Lionel began to laugh. A laugh full of rage. "Who else is grandfather's heir?"
"Uncle Jaime, mother has made me promise of disbanding him from the Kingsguard soon. Uncle Kevan. Uncle Tyrion even, if only to spite you." Joffrey's cruel little eyes stabbed Lionel a thousand times into his pride. He seemed to stand taller than his little brother, even though they had always been of one height. "I am the king. Bend your knee and swear to me your fealty and I will not name you an enemy of the realm."
"What treason have I committed, then?"
"I can always frame you for some kind of treason, brother." Joffrey smirked. "Kneel."
It was humiliating. It was degrading for the Lord of Casterly Rock. But the king's word was law and the second-born always kneeled to the firstborn, so Lionel kneeled and swore empty vows of loyalty to a brother who did not deserve them.
"I will not name you Warden of the West, and the world will burn before I name you or that little monster the Hand of the King. In fact, I don't see why I need a Hand at all. Or a regent for that matter."
-000-
Arya had been dragged out by her sister and father from their tower in a dress and forced to socialise with other lords and ladies. By dress, it meant Sansa and Septa Mordane and a few of the household guards were to hold her down, scrub all the dirt she had accumulated from her lessons with the Dancing Master. Then she would be forced into a dress that her sister would sacrifice, knowing she would ruin it. And by 'socialise', it meant that she would awkwardly stand beside her father or sister as they talked to one lord or another.

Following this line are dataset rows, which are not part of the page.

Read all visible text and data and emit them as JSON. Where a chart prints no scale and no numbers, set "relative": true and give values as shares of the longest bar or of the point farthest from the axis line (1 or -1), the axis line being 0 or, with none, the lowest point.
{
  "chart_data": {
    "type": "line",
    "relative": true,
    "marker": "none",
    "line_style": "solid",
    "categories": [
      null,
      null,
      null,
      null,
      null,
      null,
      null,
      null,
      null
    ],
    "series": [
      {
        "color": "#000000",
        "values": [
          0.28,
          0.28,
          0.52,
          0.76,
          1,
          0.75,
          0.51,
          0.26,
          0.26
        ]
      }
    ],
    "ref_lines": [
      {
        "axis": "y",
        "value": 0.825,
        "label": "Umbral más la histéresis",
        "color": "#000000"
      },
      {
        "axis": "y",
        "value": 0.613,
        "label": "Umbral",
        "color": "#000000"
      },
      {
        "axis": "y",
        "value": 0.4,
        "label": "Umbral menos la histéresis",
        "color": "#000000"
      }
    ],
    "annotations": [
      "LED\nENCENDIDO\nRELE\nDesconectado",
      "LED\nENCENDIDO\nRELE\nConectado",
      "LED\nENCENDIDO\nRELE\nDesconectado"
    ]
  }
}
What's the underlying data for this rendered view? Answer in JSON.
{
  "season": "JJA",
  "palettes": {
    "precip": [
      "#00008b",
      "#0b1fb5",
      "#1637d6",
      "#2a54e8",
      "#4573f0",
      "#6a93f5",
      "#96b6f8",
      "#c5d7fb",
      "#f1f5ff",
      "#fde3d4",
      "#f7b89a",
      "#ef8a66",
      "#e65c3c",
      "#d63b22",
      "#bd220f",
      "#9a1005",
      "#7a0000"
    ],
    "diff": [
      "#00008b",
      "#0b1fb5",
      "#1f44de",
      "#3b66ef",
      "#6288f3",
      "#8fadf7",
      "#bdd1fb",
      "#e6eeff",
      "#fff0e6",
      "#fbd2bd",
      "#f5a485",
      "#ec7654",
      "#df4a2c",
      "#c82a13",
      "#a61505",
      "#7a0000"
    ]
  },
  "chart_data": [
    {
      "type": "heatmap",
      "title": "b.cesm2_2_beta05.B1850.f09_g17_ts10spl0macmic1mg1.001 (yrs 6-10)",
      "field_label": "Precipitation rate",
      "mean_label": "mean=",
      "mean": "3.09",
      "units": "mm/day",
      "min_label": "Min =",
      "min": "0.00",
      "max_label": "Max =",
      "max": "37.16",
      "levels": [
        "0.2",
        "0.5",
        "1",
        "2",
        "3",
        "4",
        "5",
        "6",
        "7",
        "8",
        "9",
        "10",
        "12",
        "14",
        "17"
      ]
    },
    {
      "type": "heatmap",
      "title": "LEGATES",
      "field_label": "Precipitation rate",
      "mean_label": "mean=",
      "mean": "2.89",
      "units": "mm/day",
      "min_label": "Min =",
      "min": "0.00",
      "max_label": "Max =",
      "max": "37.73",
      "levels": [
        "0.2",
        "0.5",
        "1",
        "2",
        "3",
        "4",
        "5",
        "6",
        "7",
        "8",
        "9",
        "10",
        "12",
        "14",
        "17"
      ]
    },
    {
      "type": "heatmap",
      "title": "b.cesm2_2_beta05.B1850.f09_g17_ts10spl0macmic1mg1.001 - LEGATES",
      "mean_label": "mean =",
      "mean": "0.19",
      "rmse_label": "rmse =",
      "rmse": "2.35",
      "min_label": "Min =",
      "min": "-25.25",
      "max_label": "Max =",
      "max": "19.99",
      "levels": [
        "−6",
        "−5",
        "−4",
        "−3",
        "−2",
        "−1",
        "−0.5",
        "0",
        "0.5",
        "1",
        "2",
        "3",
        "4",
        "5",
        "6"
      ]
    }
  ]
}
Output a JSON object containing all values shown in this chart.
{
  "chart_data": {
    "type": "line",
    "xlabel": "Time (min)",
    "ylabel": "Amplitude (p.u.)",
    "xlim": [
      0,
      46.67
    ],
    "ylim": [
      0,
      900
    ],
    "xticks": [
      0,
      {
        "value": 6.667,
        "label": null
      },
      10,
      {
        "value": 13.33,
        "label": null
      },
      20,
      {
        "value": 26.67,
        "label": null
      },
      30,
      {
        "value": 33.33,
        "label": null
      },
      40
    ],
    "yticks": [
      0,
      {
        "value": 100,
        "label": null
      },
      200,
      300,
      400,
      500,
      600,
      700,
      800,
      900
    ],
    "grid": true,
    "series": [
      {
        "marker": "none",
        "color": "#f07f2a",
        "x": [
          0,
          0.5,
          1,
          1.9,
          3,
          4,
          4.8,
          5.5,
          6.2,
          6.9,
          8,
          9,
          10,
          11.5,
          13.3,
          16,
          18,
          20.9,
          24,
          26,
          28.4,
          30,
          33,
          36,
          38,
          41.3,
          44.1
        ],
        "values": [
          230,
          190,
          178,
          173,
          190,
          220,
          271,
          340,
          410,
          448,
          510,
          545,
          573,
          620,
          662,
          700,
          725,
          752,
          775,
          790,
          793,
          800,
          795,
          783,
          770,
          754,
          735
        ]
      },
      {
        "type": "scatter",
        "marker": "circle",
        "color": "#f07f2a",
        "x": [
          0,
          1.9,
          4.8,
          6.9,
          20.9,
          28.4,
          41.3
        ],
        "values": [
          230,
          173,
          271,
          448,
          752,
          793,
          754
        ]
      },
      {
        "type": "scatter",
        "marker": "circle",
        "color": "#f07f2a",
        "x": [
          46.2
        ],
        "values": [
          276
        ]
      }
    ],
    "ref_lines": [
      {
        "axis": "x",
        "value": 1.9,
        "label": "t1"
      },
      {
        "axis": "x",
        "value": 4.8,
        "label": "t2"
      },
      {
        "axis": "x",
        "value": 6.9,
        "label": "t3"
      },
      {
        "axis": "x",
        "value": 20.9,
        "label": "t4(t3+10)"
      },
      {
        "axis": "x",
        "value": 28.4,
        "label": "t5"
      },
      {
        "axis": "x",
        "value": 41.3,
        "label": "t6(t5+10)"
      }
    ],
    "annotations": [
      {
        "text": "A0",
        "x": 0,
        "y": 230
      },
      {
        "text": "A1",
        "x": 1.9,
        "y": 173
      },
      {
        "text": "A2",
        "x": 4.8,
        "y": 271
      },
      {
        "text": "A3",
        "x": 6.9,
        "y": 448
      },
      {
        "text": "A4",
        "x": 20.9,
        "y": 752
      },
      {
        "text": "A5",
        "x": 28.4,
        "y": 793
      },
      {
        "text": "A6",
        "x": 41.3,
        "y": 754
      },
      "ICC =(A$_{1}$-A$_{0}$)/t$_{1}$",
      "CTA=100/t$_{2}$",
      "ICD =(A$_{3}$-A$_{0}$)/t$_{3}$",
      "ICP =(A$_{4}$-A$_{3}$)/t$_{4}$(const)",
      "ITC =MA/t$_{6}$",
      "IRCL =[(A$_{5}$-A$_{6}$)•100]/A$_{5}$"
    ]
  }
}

It was the death of the Hand, Tywin Lannister. Every lord and lady, squire and servant, knight and Maester in the Kingdom was there it seemed. Everyone wanted a piece of the corpse.
The doors crashed open and the new Lord of Lannister stormed out. Fuming and angry and white-fisted, he looked ready to kill a man. The moment he emerged, a swarm of courtiers clung to him like a beehive, apparently blinded from his rage.
"Lord Lannister!"
"What about His Lordship Tywin Lannister!"
"Does Casterly Rock revert to you? Where does his fortune pass?"
"Are you the new Warden of the West?"
"Have you been named Hand of the King?"
Lionel managed to march out of the Throne Room without punching anyone. She doubted that he had even noticed the crowd in his storming anger. His face astonishingly matched the crimson of his garments. The courtiers melted away the moment he stepped through the door.
"Perhaps you should talk to him?" Sansa told her sister as they starred at the swarm of courtiers at the doors.
"I don't think he wants to chat."
Moments later, the king emerged and declared at his grandfather's funeral will commence in a week. Then he added: "My brother is not the Warden of the West! He is too fool to be a Warden, isn't that right? I instead will name Kevan Lannister as Warden of the West!"
"That title is Lionel's by right!" Arya whisper-growled to her sister
"I'm sure that the king has his reasons," Sansa replied, half assured. Her opinion of her dream prince had greatly deflated since their journey to and stay at King's Landing. Sometimes she really dreaded being wedded to him. Eddard had not yet revealed to her or anyone else for that matter about her betrothal to Ser Jaime Lannister.